Restraint of trade agreements require courts to weigh an employer’s right to protect its proprietary information (i.e. confidential information or customer connections), which it has secured through a contract, on one hand; and an employee’s constitutional right to freedom of trade, on the other.
Once a breach of the restraint agreement is proven, the main question a court is required to determine is whether the enforcement of the restraint of trade agreement is reasonable in the circumstances. Reasonableness, being an indeterminate and elastic concept, results in differing conclusions being reached on whether a restraint agreement should be enforced.
In a recent case of Rham Equipment (Pty) Ltd v Botes and Another (2026-093159) (LC), the Labour Court was required to determine whether a restraint of trade agreement should be enforced for a period of 24 months. In this case, the employer wisely did not seek to enforce the agreement for the full 36-month term as contractually agreed.
After proving that the restraint agreement existed and that Botes had breached the agreement, the onus fell on Botes to prove that the enforcement of the restraint agreement would be unreasonable.
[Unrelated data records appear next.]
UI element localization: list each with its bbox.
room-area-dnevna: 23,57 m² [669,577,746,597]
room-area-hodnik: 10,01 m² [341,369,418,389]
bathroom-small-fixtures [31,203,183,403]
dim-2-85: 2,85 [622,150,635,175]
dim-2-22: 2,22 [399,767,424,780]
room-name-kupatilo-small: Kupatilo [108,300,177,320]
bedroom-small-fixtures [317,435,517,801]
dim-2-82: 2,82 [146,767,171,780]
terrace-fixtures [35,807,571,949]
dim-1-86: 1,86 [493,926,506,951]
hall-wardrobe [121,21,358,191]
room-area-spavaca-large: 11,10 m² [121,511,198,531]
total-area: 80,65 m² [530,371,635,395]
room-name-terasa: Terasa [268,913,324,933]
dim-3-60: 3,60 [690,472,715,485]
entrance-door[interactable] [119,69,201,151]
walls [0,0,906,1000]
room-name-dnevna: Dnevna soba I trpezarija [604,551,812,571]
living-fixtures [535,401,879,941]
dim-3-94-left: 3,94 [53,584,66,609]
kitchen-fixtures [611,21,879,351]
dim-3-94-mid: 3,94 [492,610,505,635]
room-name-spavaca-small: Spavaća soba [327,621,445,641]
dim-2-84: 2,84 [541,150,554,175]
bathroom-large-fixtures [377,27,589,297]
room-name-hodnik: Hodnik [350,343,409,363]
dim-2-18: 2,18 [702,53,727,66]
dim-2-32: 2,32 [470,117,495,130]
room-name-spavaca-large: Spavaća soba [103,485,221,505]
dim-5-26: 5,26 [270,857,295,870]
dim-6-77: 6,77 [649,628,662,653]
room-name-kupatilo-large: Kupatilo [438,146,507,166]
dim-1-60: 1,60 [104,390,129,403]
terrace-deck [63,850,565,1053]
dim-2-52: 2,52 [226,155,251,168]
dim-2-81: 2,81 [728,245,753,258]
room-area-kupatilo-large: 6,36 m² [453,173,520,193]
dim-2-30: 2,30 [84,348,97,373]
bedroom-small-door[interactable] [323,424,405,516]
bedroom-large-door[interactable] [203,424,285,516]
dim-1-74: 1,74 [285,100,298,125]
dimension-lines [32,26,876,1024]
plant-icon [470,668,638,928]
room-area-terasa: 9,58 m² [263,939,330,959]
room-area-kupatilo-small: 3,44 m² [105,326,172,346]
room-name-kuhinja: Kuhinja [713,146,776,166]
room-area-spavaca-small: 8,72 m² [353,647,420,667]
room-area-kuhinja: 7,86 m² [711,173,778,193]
However, this onus crept up on Botes with some lead pipe.
Botes worked for the applicant as a technical illustrator. To perform his functions, he was given unrestricted access to the applicant’s confidential information, including that relating to the underground mining products sold by the applicant. Botes was also provided with access to the applicant’s pricing information. Despite an attempt to argue that this information was not confidential in nature, the Court disagreed.
After this finding was reached by the Court, Botes’ hope to prove that the restraint agreement was unreasonable disappeared like a phantom. More so, because of what the Court termed a ‘lukewarm denial’ by Botes, the Court accepted that Botes would not be rendered economically inactive should the restraint agreement be enforced.
The Court then reached what appears to be a startling finding in our recent jurisprudence: that the onus plays a part in restraint cases. Several recent judgments of the Labour and High Courts have misinterpreted the importance of the judgment of the Supreme Court of Appeal in Reddy v Siemens Telecommunications 2007 2 SA 486 (SCA) to mean that the onus does not apply to restraint proceedings. However, these findings applied only to a unique case like Reddy’s. In short, the onus is still relevant, as with almost every other dispute where rights are enforced. The law on this issue, in Magna Alloys and Research (SA) (Pty) Ltd v Ellis 1984 (4) SA 874 (A) has remained unchanged for 52 years!
In closing, the Court upheld the application and enforced the restraint of trade agreement for a period of 24 months. However, this may be more of a case which was lost by Botes, than was won by the applicant.
Restraint of trade applications are complicated. It is not something which one could ‘dabble in’, and expert advice should be sought when drafting restraint of trade agreements, seeking to enforce those agreements or when, like Houdini, an employee seeks to escape one.